The aim of this study is to describe the published surgical outcomes and current surgical practice of pituitary adenoma at Endo-ERN Pituitary Reference Centers. Furthermore, we examined the reported terminology on remission, resection grade, and surgical complications as reported in these publications. These results will enable benchmarking of surgical outcomes within Endo-ERN, which can be used as a starting point for initiatives to improve surgical care across Europe. It also facilitates the development of a minimum core outcome set for the measurement of uniform outcomes within European registries.

Methods

Study design and concept

This study consisted of three steps. First, we performed a systematic literature search for a systematic review and meta-analysis on the outcomes of pituitary adenoma resection within Endo-ERN. Secondly, for the identified articles, we assessed how authors defined remission, resection grade and complications, and potential (other) sources of bias. Thirdly, reference centers completed a short survey on their current pituitary surgery practice.

Literature search and data extraction

We performed a literature search in PubMed and Embase to identify all surgical publications reported by Endo-ERN MTG6 pituitary reference centers between January 2010 and September 2019. Search terms were the names of the reference centers’ representatives as known on October 2019. These names were combined with a previously used search strategy for pituitary surgery (8). Articles were eligible if they reported surgical outcomes of non-congenital pituitary patients with acromegaly, Cushing’s disease, prolactinomas, and non-hormone-producing adenomas, operated in MTG6 pituitary reference centers. Although Endo-ERN is especially of value for patients with ultra-rare conditions (e.g. TSH- and gonadotropin-producing adenoma), parasellar masses, and exceptional presentations (e.g. pediatric, giant or aggressive tumors, or apoplexy), this study did not focus on these adenoma subtypes, as no reliable study-level meta-analyses can be conducted for these conditions, due to the small number of published studies describing a small number of patients. Articles reporting the outcomes of one or more MTG6 pituitary reference centers but not separately from non-MTG6 centers were excluded from the main meta-analyses. However, the publications are still presented in the systematic review part, as we acknowledge that reference centers often have a key network role in their region.

The following data points were extracted from each article, if possible, separately for different adenoma types: authors, year of publication, number of described patients, used surgical technique (endoscopic vs microscopic including endoscopy-assisted), percentage of patients in remission, percentage of patients with gross total resection, percentage of patients with visual improvement in those with preoperative visual impairment, percentage of patients with surgical complications, percentage of mortality, and patient-reported outcomes (e.g. health-related quality of life (HRQoL)).

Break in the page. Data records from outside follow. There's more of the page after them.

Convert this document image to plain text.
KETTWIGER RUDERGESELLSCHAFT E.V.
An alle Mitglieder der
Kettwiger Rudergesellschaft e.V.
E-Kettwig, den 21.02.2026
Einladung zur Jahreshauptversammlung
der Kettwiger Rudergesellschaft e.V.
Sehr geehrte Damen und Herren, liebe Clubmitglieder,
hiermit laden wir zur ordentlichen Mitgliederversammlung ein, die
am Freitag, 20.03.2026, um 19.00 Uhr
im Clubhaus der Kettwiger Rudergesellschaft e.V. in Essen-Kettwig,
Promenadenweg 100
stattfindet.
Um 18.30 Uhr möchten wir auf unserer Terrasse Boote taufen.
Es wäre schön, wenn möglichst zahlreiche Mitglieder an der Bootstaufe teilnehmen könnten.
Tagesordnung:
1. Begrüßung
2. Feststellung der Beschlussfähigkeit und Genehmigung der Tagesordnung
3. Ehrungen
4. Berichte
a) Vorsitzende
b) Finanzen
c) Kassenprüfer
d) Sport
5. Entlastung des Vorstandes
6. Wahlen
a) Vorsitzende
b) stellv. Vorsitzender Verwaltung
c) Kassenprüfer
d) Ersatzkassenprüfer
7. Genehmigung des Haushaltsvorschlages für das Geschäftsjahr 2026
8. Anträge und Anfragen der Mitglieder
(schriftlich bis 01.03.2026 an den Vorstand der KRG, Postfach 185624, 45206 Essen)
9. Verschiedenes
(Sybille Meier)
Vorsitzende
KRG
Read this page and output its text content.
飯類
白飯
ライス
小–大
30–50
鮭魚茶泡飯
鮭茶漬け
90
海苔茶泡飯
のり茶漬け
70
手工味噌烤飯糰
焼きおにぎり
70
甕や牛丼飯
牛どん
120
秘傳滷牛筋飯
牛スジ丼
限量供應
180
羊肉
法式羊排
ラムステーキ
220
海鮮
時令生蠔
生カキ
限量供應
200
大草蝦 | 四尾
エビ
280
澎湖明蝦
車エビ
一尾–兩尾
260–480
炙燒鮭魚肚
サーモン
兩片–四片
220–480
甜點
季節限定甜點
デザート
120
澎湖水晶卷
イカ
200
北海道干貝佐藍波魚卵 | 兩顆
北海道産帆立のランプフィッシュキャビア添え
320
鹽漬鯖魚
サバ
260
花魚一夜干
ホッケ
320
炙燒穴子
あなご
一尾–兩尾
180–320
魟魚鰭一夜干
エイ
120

No a priori selection was made for specific surgical complications, and therefore, all complications as reported by the original article were extracted. Data extraction was performed by one reviewer and controlled independently by a second reviewer.

The preferred reporting items for systematic reviews and meta-analyses statement was followed for unbiased reporting (9).

Evaluation of used definitions of remission, resection and complications, and potential sources of bias

From the articles included in the systematic review, we extracted the definitions of remission for hormone-producing adenomas and for all adenoma types, the definitions of degree of resection and surgical complications, as reported by the authors of the original publications. Absence of these definitions in the original reports or use of unclear definitions may result in information and classification bias. For the same reason, we assessed whether studies reported if the results were described after first surgery or reoperation.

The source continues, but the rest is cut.